MLB ELO Prediction¶

Every season, the MLB hosts an action packed series of games, bringing players up to the plate to try and rival the pitcher at the mound. A pitcher has a crucial role in the game and can drastically alter the outcome. Bleacher Report mentions that since the starting pitcher has the most time with the ball, they have a role to play in the success of the team. Moreover, The Complete Pitcher explains that the pitcher controls the pace of the game and sets the tone for future innings.

Using ELO data, which is a system of rating teams, along with their starting pitchers, we'd like to see how numerically important a pitcher is to the game. If teams with high ELOs lose, it could be helpful to determine if it is a cause of their starting lineup or pitcher. On the adverse, if a team with a lower ELO than the away team pulls out a win, it would be helpful to see if the pitcher carried their win and set a positive tone.
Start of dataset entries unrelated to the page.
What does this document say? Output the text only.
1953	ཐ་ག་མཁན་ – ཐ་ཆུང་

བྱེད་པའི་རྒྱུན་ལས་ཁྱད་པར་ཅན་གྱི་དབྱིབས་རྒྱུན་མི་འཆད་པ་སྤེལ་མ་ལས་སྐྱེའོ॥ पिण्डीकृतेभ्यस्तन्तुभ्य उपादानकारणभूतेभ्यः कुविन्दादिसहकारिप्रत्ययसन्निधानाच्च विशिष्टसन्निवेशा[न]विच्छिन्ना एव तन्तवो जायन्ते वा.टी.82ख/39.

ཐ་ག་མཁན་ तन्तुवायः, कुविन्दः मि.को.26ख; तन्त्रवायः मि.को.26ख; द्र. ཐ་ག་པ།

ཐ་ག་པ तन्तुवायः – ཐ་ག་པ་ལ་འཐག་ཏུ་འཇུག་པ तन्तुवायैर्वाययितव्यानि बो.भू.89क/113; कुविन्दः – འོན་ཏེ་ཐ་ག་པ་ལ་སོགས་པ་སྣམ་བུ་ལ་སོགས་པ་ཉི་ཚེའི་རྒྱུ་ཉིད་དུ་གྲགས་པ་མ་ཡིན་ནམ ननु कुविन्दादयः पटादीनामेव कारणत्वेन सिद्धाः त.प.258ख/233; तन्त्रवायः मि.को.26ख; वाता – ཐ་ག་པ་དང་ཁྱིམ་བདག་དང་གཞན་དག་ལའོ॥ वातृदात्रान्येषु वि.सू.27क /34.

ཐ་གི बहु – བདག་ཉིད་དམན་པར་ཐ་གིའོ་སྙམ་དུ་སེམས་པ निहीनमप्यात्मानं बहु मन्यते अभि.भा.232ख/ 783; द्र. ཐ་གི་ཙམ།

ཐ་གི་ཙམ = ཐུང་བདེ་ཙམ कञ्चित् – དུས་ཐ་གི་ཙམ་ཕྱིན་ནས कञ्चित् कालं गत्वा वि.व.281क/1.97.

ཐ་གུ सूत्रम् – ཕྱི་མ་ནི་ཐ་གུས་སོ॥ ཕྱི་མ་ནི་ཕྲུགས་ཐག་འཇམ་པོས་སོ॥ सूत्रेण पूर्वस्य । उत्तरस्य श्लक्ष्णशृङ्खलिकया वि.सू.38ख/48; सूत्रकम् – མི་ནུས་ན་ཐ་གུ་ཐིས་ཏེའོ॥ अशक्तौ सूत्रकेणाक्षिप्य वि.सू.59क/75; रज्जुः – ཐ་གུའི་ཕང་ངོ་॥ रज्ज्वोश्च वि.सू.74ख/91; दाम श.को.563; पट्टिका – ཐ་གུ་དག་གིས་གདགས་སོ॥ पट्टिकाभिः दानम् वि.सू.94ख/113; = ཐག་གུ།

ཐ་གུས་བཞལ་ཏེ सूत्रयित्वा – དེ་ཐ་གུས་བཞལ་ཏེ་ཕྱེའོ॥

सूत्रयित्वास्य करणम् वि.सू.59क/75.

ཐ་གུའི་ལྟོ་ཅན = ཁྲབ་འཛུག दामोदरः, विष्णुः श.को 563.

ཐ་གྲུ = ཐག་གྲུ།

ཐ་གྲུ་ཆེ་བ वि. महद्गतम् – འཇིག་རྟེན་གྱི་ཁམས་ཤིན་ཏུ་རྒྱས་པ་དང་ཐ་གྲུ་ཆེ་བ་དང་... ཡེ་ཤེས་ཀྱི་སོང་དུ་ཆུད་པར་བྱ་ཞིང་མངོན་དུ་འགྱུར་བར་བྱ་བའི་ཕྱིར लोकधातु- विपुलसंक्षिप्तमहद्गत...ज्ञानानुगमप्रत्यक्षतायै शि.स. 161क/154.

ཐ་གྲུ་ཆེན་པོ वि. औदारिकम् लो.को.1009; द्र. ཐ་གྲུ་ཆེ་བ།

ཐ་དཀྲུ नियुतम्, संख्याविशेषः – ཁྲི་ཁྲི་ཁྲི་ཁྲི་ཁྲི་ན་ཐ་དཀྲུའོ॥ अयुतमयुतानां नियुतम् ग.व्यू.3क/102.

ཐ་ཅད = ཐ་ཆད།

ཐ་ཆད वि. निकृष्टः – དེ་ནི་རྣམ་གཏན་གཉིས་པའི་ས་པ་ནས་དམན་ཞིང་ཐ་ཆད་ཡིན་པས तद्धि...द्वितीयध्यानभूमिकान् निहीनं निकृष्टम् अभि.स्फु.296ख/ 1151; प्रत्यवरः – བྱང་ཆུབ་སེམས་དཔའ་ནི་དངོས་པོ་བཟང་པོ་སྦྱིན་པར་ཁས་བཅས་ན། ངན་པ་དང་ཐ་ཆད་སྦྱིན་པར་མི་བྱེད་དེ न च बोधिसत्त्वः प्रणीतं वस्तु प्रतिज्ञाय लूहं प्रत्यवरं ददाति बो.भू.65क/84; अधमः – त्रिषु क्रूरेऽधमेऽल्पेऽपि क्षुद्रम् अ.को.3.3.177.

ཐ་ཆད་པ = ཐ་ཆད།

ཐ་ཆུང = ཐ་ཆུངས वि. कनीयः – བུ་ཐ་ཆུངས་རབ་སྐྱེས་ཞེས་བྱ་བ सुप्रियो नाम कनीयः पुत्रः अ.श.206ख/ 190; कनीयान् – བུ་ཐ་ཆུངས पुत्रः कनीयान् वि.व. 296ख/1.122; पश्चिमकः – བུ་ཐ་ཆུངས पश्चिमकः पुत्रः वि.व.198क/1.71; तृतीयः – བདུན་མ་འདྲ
This will allow teams to pick pitchers for their starting lineup based on features and ratings, and pay more attention to their ELO, or whether they can test out a new pitcher in a certain game and see what could have the best outcome.

Dataset¶

I will be using a dataset from GitHub dataset of MLB Elo Data from FiveThirtyEight. The dataset contains information for every season dating back to 1871, which means that there is an expansive set of data.

Column	Definition
season	Year of season (more recent games at the top)
playoff	Whether it was a playoff game
team1	Home team
team2	Away team
elo1_pre	Home team's Elo rating before the game
elo2_pre	Away team's Elo rating before the game
elo_prob1	Home team's probability of winning according to Elo ratings
elo_prob2	Away team's probability of winning according to Elo ratings
elo1_post	Home team's Elo rating after the game
elo2_post	Away team's Elo rating after the game
pitcher1	Name of home starting pitcher
pitcher2	Name of away starting pitcher
pitcher1_rgs	Home starting pitcher's rolling game score before the game
pitcher2_rgs	Away starting pitcher's rolling game score before the game
score1	Home team's score
score2	Away team's score

Because the project goal is a little unclear, we do not intend on using every part. The post-game ELO ratings may not be necessary since we're mainly looking at the outcome based on the pitcher, but we'd want to keep it as a potential option and it could be useful.

In [4]:

import pandas as pd

mlb_info = pd.read_csv("mlb_elo.csv")

# import some of the rows
mlb_info[:6]

Out[4]:

	date	season	playoff	team1	team2	elo1_pre	elo2_pre	elo_prob1	elo_prob2	...	pitcher1_rgs	pitcher2_rgs	pitcher1_adj	pitcher2_adj	rating_prob1	rating_prob2	rating1_post	rating2_post	score1	score2
0	2022-11-05	2022	w	HOU	PHI	1600.129119	1546.433821	0.644817	0.355183	...	58.740666	61.632981	5.365908	32.200438	0.576373	0.423627	1591.472412	1544.450289	4	1
1	2022-11-03	2022	w	PHI	HOU	1548.259208	1598.303732	0.450191	0.549809	...	51.397915	62.448418	-16.017602	22.722308	0.395291	0.604709	1546.485993	1589.436708	2	3
2	2022-11-02	2022	w	PHI	HOU	1552.321240	1594.241701	0.465668	0.534332	...	59.422109	60.192341	21.461511	13.320248	0.496353	0.503647	1547.636916	1588.285786	0	5
3	2022-11-01	2022	w	PHI	HOU	1546.100348	1600.462592	0.442003	0.557997	...	53.260588	57.130727	-6.800360	-2.837861	0.455888	0.544112	1550.940292	1584.982409	7	0
4	2022-10-29	2022	w	HOU	PHI	1598.279125	1548.283816	0.638287	0.361713	...	58.140886	62.863435	2.498670	37.551911	0.552880	0.447120	1589.504732	1546.417970	5	2
5	2022-10-28	2022	w	HOU	PHI	1601.186024	1545.376917	0.648524	0.351476	...	63.309735	60.702676	26.245071	26.457182	0.625046	0.374954	1587.319065	1548.603636	5	6

6 rows × 26 columns

Potential Problems¶

As a discrepency, there was a change in the system of ratings they used, so I will be using the data that has a newer ELO rating. This may limit the potential data that we can use, but the original rating system was confusing and unclear. Additionally, because of the expansive set of data, pitcher's skills have morphed and there have been changes in skill levels, but it should not impact too much and would still allow the team to have sufficient information for an algorithm

Method¶

We can use a machine learning algorithm to predict the outcomes of the game if they put different pitchers in their lineup and use their rolling game score to see what their potential gameplay could be. This could be used for some form of regression, estimating to seek the outcome of the game given the features and different pitchers.